FHQ-treap,即无旋 treap,又称分裂合并 treap,支持维护序列,可持久化等特性。

FHQ-treap 有两个核心操作,分裂合并。通过这两个操作,在很多情况下可以比旋转 treap 等方便的实现一些操作。

FHQ-treap 与其他的平衡树相比,他最明显的优点是:它好写!!!,想象一下,在考场上,你用较短的时间写出 FHQ-treap 和花很长时间敲 Splay,还得琢磨到底怎么旋转,优势就体现的很明显了,它和 treap 相比,它可以更好的进行区间操作,接下来将一一介绍。

平衡树也是一棵二叉搜索树。

结构体定义

定义

这里我们采取结构体来定义平衡树的节点,下面是最基本的节点信息。

struct node {
    int val, pai, siz;
    int ls, rs;
} t[N];

pai 是我们随机的一个值,val 是当前节点的权值,ls, rs 左右孩子,siz 是当前点的子树大小。

增加新节点

为了节省空间,我们一般会开一个“垃圾桶”来存储被删掉的节点的编号,要增加新节点时,如果垃圾桶里有节点,那么优先使用垃圾桶里的节点。
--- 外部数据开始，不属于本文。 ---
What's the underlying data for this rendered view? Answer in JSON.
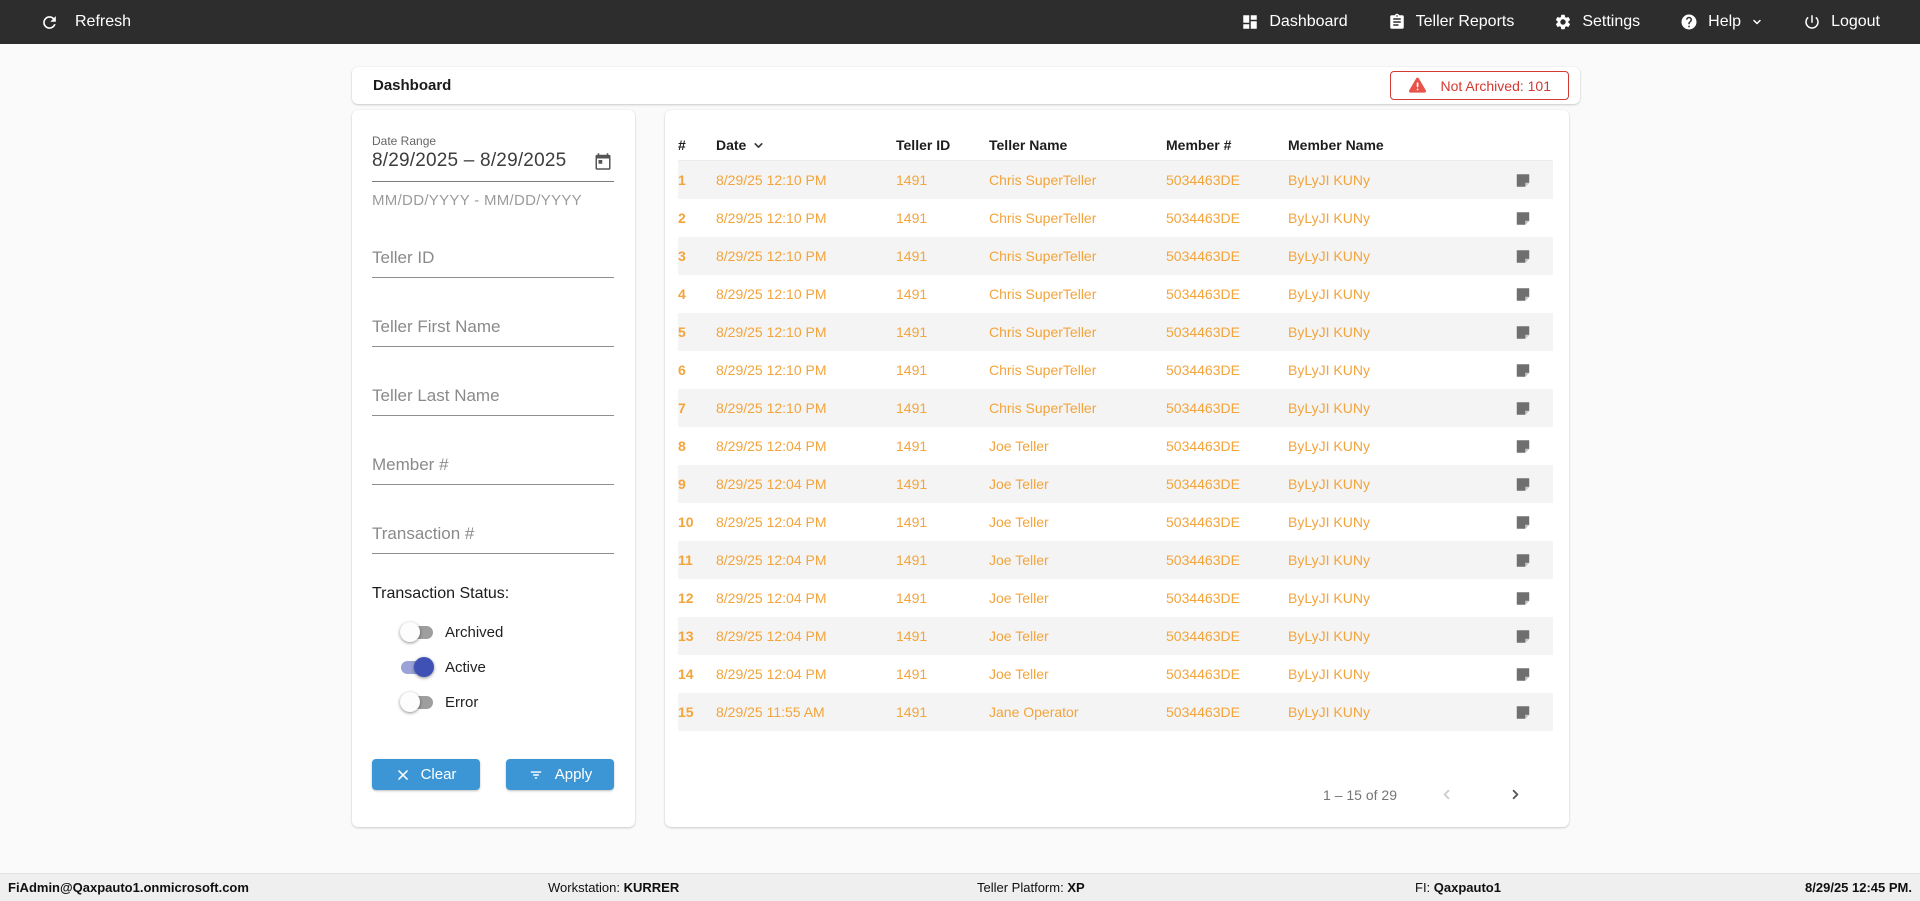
{
  "nav": {
    "refresh_label": "Refresh",
    "items": [
      {
        "label": "Dashboard",
        "icon": "dashboard-icon"
      },
      {
        "label": "Teller Reports",
        "icon": "clipboard-icon"
      },
      {
        "label": "Settings",
        "icon": "gear-icon"
      },
      {
        "label": "Help",
        "icon": "help-icon",
        "has_dropdown": true
      },
      {
        "label": "Logout",
        "icon": "power-icon"
      }
    ]
  },
  "header": {
    "title": "Dashboard",
    "alert_badge": "Not Archived: 101"
  },
  "filters": {
    "date_range": {
      "label": "Date Range",
      "value": "8/29/2025 – 8/29/2025",
      "hint": "MM/DD/YYYY - MM/DD/YYYY"
    },
    "fields": [
      {
        "placeholder": "Teller ID"
      },
      {
        "placeholder": "Teller First Name"
      },
      {
        "placeholder": "Teller Last Name"
      },
      {
        "placeholder": "Member #"
      },
      {
        "placeholder": "Transaction #"
      }
    ],
    "status": {
      "label": "Transaction Status:",
      "toggles": [
        {
          "label": "Archived",
          "on": false
        },
        {
          "label": "Active",
          "on": true
        },
        {
          "label": "Error",
          "on": false
        }
      ]
    },
    "clear_label": "Clear",
    "apply_label": "Apply"
  },
  "table": {
    "columns": [
      "#",
      "Date",
      "Teller ID",
      "Teller Name",
      "Member #",
      "Member Name"
    ],
    "sorted_column": "Date",
    "sort_direction": "desc",
    "rows": [
      {
        "num": "1",
        "date": "8/29/25 12:10 PM",
        "teller_id": "1491",
        "teller_name": "Chris SuperTeller",
        "member_num": "5034463DE",
        "member_name": "ByLyJI KUNy"
      },
      {
        "num": "2",
        "date": "8/29/25 12:10 PM",
        "teller_id": "1491",
        "teller_name": "Chris SuperTeller",
        "member_num": "5034463DE",
        "member_name": "ByLyJI KUNy"
      },
      {
        "num": "3",
        "date": "8/29/25 12:10 PM",
        "teller_id": "1491",
        "teller_name": "Chris SuperTeller",
        "member_num": "5034463DE",
        "member_name": "ByLyJI KUNy"
      },
      {
        "num": "4",
        "date": "8/29/25 12:10 PM",
        "teller_id": "1491",
        "teller_name": "Chris SuperTeller",
        "member_num": "5034463DE",
        "member_name": "ByLyJI KUNy"
      },
      {
        "num": "5",
        "date": "8/29/25 12:10 PM",
        "teller_id": "1491",
        "teller_name": "Chris SuperTeller",
        "member_num": "5034463DE",
        "member_name": "ByLyJI KUNy"
      },
      {
        "num": "6",
        "date": "8/29/25 12:10 PM",
        "teller_id": "1491",
        "teller_name": "Chris SuperTeller",
        "member_num": "5034463DE",
        "member_name": "ByLyJI KUNy"
      },
      {
        "num": "7",
        "date": "8/29/25 12:10 PM",
        "teller_id": "1491",
        "teller_name": "Chris SuperTeller",
        "member_num": "5034463DE",
        "member_name": "ByLyJI KUNy"
      },
      {
        "num": "8",
        "date": "8/29/25 12:04 PM",
        "teller_id": "1491",
        "teller_name": "Joe Teller",
        "member_num": "5034463DE",
        "member_name": "ByLyJI KUNy"
      },
      {
        "num": "9",
        "date": "8/29/25 12:04 PM",
        "teller_id": "1491",
        "teller_name": "Joe Teller",
        "member_num": "5034463DE",
        "member_name": "ByLyJI KUNy"
      },
      {
        "num": "10",
        "date": "8/29/25 12:04 PM",
        "teller_id": "1491",
        "teller_name": "Joe Teller",
        "member_num": "5034463DE",
        "member_name": "ByLyJI KUNy"
      },
      {
        "num": "11",
        "date": "8/29/25 12:04 PM",
        "teller_id": "1491",
        "teller_name": "Joe Teller",
        "member_num": "5034463DE",
        "member_name": "ByLyJI KUNy"
      },
      {
        "num": "12",
        "date": "8/29/25 12:04 PM",
        "teller_id": "1491",
        "teller_name": "Joe Teller",
        "member_num": "5034463DE",
        "member_name": "ByLyJI KUNy"
      },
      {
        "num": "13",
        "date": "8/29/25 12:04 PM",
        "teller_id": "1491",
        "teller_name": "Joe Teller",
        "member_num": "5034463DE",
        "member_name": "ByLyJI KUNy"
      },
      {
        "num": "14",
        "date": "8/29/25 12:04 PM",
        "teller_id": "1491",
        "teller_name": "Joe Teller",
        "member_num": "5034463DE",
        "member_name": "ByLyJI KUNy"
      },
      {
        "num": "15",
        "date": "8/29/25 11:55 AM",
        "teller_id": "1491",
        "teller_name": "Jane Operator",
        "member_num": "5034463DE",
        "member_name": "ByLyJI KUNy"
      }
    ],
    "row_action_icon": "note-icon",
    "pagination": {
      "range_label": "1 – 15 of 29",
      "prev_enabled": false,
      "next_enabled": true
    }
  },
  "footer": {
    "user": "FiAdmin@Qaxpauto1.onmicrosoft.com",
    "workstation_label": "Workstation: ",
    "workstation_value": "KURRER",
    "platform_label": "Teller Platform: ",
    "platform_value": "XP",
    "fi_label": "FI: ",
    "fi_value": "Qaxpauto1",
    "timestamp": "8/29/25 12:45 PM."
  },
  "colors": {
    "nav_background": "#2d2d2d",
    "accent_blue": "#3c96d6",
    "toggle_active_indigo": "#3f51b5",
    "row_text_orange": "#f3a43b",
    "alert_red": "#d23a32",
    "stripe_gray": "#f4f4f4"
  }
}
回收利用很环保

vector<int> rub;
int newnod(int x) {
    int u;
    if (!rub.empty()) {
        u = rub.back();
        rub.pop_back();
    }
    else {
        u = ++ tot;
    }
    t[u].siz = 1;
    t[u].ls = t[u].rs = 0;
    t[u].val = x;
    t[u].pai = rand();
    return u;
}

分裂

分裂有两种,一种是按照节点个数来分裂,另一种是按照权值大小来分裂。

一般最常用的是按照节点个数分裂,但是按照权值大小分裂也会用到。

一般进行操作,我们的通用方法是将被操作点单独分裂成一棵树,对这棵树进行操作。

按照节点数量分裂的代码。

void split_rk(int u, int k, int &x, int &y) {
    if (u == 0) {
        x = y = 0;
        return ;
    }
    if (t[lc].siz + 1 <= k) {
        x = u;
        split_rk(rc, k - t[lc].siz - 1, t[u].rs, y);
    }
    else {
        y = u;
        split_rk(lc, k, x, t[u].ls);
    }
    pushup(u);
}

按照权值分裂的代码。

void split_val(int u, int v, int &x, int &y) { // x 和 y 是传参类型
    if (u == 0) {
        x = y = 0;
        return ;
    }
    if (t[u].val <= v) {
        x = u;
        split_val(rc, v, rc, y);
    }
    else {
        y = u;
        split_val(lc, v, x, lc);
    }
    pushup(u);
}

合并

在旋转 treap 中,我们借助旋转操作来维护堆的性质,同时旋转时还不能改变树的性质。在无旋 treap 中,我们用合并达到相同的效果。

因为两个 treap 已经有序,所以我们在合并的时候只需要考虑把哪个树「放在上面」,把哪个「放在下面」,也就是是需要判断将哪个一个树作为子树。显然,根据堆的性质,我们需要把 \(pai\) 小的放在上面(这里采用小根堆)。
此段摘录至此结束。